The Constitution charges you with the responsibility of governing, and more specifically, budgeting. Article II, Section 8 explicitly states, “The Congress shall have Power To lay and collect Taxes, Duties, Imposts and Excises, to pay the Debts and provide for the common Defence and general Welfare of the United States.”
Section 8 also provides that Congress shall have power “To borrow Money on the credit of the United States.”
I think you’re well aware that throughout our history, Congress has used its power to borrow money to finance the government’s operations. Decades ago we borrowed huge sums of money to fight the Depression and win World War II.
More recently, the invasions of Iraq and Afghanistan, as well as George W. Bush’s Medicare Prescription Drug, Improvement, and Modernization Act, were financed on America’s credit card by Republicans. At the same time, Republicans gave the wealthy huge tax breaks that they didn’t need.
We are still living with the consequences of those decisions.
I do not have a problem with you expressing opposition to the Patient Protection Act, or to the budget proposed by Senate Democrats. I do not view partisanship or ideology as evils. I view partisanship and ideology as healthy and necessary in a democracy. Anyone with a position on any issue can be called a partisan, whether they are affiliated with a political party or not.
Furthermore, anyone who uses the progressive or conservative values system (or a mixture of both) in their political thinking is an ideologue. There is no taking partisanship or ideology out of democratic politics, because if people do not have the freedom to disagree, they are not free. Partisanship doesn’t equal extremism.
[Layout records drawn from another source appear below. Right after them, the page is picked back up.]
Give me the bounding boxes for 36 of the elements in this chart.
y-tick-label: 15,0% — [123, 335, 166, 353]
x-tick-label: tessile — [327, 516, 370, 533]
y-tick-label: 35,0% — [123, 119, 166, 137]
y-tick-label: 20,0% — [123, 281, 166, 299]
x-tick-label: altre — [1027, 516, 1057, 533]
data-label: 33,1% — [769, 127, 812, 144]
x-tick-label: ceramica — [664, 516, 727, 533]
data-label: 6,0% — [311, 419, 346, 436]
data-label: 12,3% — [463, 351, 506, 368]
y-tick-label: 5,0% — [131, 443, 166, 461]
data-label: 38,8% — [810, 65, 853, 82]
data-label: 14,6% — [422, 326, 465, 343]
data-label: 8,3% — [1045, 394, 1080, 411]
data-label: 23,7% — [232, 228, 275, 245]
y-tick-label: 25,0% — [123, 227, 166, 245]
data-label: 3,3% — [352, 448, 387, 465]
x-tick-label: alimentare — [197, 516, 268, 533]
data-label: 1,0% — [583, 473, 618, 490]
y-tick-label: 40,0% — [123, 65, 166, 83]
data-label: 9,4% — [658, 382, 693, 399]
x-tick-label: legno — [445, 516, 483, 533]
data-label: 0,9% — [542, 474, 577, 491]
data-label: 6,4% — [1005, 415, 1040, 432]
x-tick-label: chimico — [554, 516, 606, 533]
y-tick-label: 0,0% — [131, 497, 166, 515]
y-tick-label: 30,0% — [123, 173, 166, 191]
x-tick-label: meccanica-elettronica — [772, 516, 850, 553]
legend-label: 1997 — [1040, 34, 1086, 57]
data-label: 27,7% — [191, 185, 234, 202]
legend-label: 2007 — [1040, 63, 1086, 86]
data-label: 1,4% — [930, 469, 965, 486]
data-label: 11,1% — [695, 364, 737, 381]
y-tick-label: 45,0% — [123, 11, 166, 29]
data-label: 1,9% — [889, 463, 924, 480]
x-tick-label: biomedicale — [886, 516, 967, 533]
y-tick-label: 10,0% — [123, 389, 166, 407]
But when partisanship is combined with militant means and a demand for a lot of change in a short period of time, the result is extremism. Sadly, your caucus, the House Republican caucus, is in the grip of extremism. The extremists are in control and the rest of us are their hostages.
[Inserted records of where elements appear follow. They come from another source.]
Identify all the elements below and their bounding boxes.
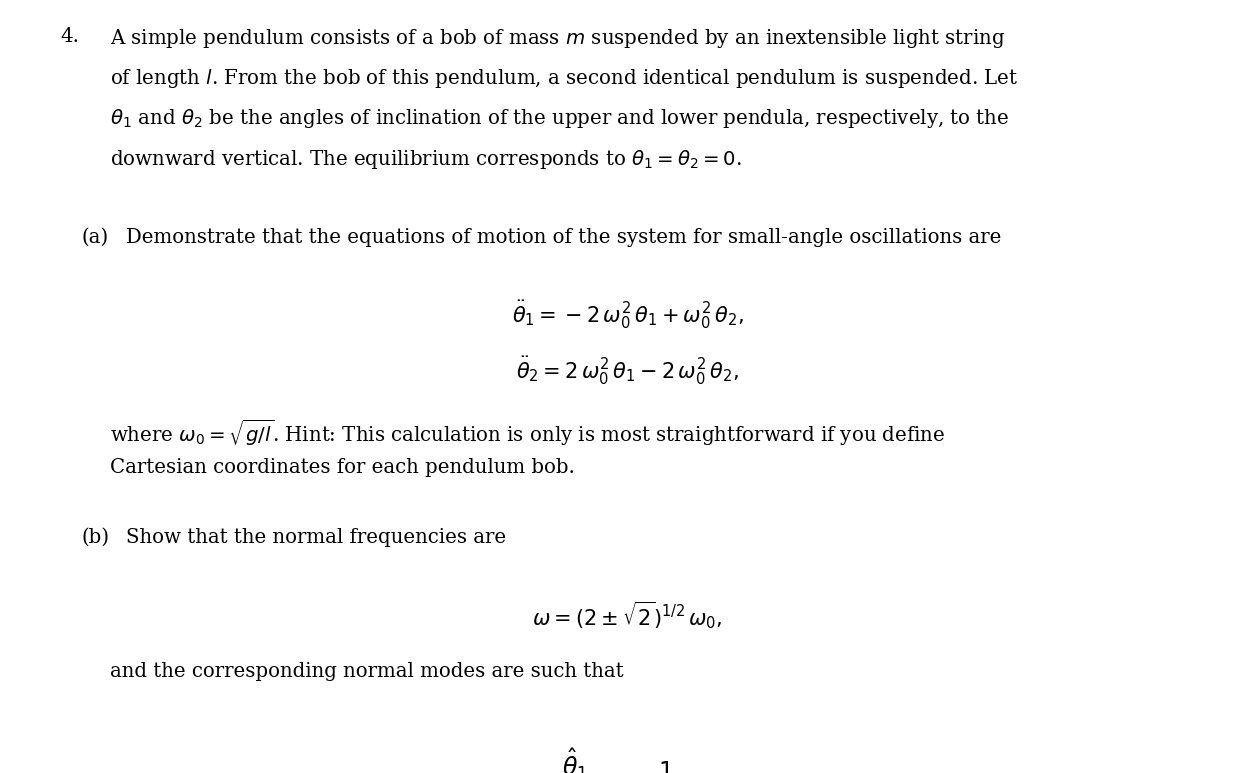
Text: (b): (b) <box>82 528 109 547</box>
Text: and the corresponding normal modes are such that: and the corresponding normal modes are s… <box>110 662 624 682</box>
Text: where $\omega_0 = \sqrt{g/l}$. Hint: This calculation is only is most straightfo: where $\omega_0 = \sqrt{g/l}$. Hint: Thi… <box>110 418 946 448</box>
Text: A simple pendulum consists of a bob of mass $m$ suspended by an inextensible lig: A simple pendulum consists of a bob of m… <box>110 27 1005 50</box>
Text: $\theta_1$ and $\theta_2$ be the angles of inclination of the upper and lower pe: $\theta_1$ and $\theta_2$ be the angles … <box>110 107 1010 131</box>
Text: Demonstrate that the equations of motion of the system for small-angle oscillati: Demonstrate that the equations of motion… <box>126 228 1001 247</box>
Text: (a): (a) <box>82 228 109 247</box>
Text: of length $l$. From the bob of this pendulum, a second identical pendulum is sus: of length $l$. From the bob of this pend… <box>110 67 1019 90</box>
Text: $\ddot{\theta}_2 = 2\,\omega_0^2\,\theta_1 - 2\,\omega_0^2\,\theta_2,$: $\ddot{\theta}_2 = 2\,\omega_0^2\,\theta… <box>516 355 739 387</box>
Text: Show that the normal frequencies are: Show that the normal frequencies are <box>126 528 506 547</box>
Text: Cartesian coordinates for each pendulum bob.: Cartesian coordinates for each pendulum … <box>110 458 575 478</box>
Text: $\dfrac{\hat{\theta}_1}{\hat{\theta}_2} = \mp\dfrac{1}{\sqrt{2}}.$: $\dfrac{\hat{\theta}_1}{\hat{\theta}_2} … <box>562 746 693 773</box>
Text: 4.: 4. <box>60 27 79 46</box>
Text: $\ddot{\theta}_1 = -2\,\omega_0^2\,\theta_1 + \omega_0^2\,\theta_2,$: $\ddot{\theta}_1 = -2\,\omega_0^2\,\thet… <box>512 299 743 332</box>
Text: $\omega = (2 \pm \sqrt{2})^{1/2}\,\omega_0,$: $\omega = (2 \pm \sqrt{2})^{1/2}\,\omega… <box>532 599 723 631</box>
Text: downward vertical. The equilibrium corresponds to $\theta_1 = \theta_2 = 0$.: downward vertical. The equilibrium corre… <box>110 148 743 171</box>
I have a problem with that…. as do most of my fellow Americans.
If the House were truly a democratic institution, it would have already voted to reopen the government, because enough Republicans have individually issued statements like Representative Herrera-Beutler’s, saying they’d vote for a clean continuing resolution. I’d wager there are even more Republicans willing to support just authorizing Treasury to continue paying our nation’s bills.
But because of the so-called Hastert rule, there has been no such vote. There have only been votes on piecemeal bills to fund a few different agencies that have become the poster children of the shutdown, like the National Park Service.
The time for games and gimmicks is over. This shutdown needs to end, and the American people and the world need to know that the United States will pay its bills. Please commit today to voting in favor of the legislation the Senate is putting together to resolve this manufactured crisis… and to crossing the aisle to do so, if necessary. Show us that you’re an American first and a Republican second.